Spin, an electric scooter-share company owned by Ford, is planning to launch in Bloomington. Bird, Lime, Spin and any other scooter-share companies that come to town may soon have to operated under a new set of rules. (Courtesy photo)

Spin, an electric scooter-share company owned by Ford, is planning to launch in Bloomington. Bird, Lime, Spin and any other scooter-share companies that come to town may soon have to operated under a new set of rules. (Courtesy photo)

Scooter-share companies such as Bird, Lime and newcomer Spin may soon operate under a tighter, more permanent set of city rules.

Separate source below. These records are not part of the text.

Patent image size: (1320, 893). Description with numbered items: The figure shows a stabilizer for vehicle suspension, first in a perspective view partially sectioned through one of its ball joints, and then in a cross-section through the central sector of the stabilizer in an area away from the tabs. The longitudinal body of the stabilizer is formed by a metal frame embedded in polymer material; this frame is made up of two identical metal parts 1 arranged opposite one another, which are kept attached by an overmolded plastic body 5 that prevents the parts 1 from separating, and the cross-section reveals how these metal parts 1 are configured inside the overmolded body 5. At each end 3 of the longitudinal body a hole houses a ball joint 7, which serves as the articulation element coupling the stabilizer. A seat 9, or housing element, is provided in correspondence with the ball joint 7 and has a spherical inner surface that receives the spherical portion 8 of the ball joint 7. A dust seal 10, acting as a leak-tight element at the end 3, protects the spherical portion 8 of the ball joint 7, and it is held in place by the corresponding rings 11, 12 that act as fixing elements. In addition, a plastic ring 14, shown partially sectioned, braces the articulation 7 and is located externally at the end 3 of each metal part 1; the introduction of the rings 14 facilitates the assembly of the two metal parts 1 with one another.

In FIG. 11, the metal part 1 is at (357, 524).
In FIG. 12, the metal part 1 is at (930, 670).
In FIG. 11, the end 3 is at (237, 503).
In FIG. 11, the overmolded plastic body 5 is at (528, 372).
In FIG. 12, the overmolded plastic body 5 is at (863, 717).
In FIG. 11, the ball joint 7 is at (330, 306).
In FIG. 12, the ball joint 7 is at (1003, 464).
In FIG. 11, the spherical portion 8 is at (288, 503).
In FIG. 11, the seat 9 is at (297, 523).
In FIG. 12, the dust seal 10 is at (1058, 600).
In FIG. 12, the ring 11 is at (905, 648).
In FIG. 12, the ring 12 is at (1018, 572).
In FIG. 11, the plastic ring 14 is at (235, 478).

Last September, Bird Rides and Lime dropped more than 550 scooters around Bloomington without warning. After two months, the city decided to regulate scooters using the same rules that govern bicyclists. Bird and Lime then signed temporary contracts with the city in November to establish additional rules and a fee system that charges companies $10,000 per year, plus 10 cents each time someone rides a scooter.

Spin, a scooter-share company owned by Ford, could be the last company to launch in Bloomington under those temporary restrictions.

“We learned what it was like to not have a rule-set, then we learned what it was like to have a rule-set with the operating agreement. Now, we’re learning there are more things to learn,” said Alex Crowley, director of the city’s Economic and Sustainable Development Department.

The Bloomington City Council will read a proposed scooter ordinance into the record during Wednesday’s city council meeting, which begins at 6:30 p.m. at City Hall, 401 N. Morton St. A full discussion will take place at the city council’s April 10 and 17 meetings. If approved, the scooter ordinance would go into effect on July 1.

Registration

Under the proposed ordinance, the city’s Board of Public Works would have the power to review and issue licenses to shared-use scooter companies. After one year, the board would evaluate each company’s license based on how well it has followed the rules. Part of that licensing process will also allow the board to set a limit on how many scooters each company can deploy. That limit could change each time the license is up for renewal, or with the seasons.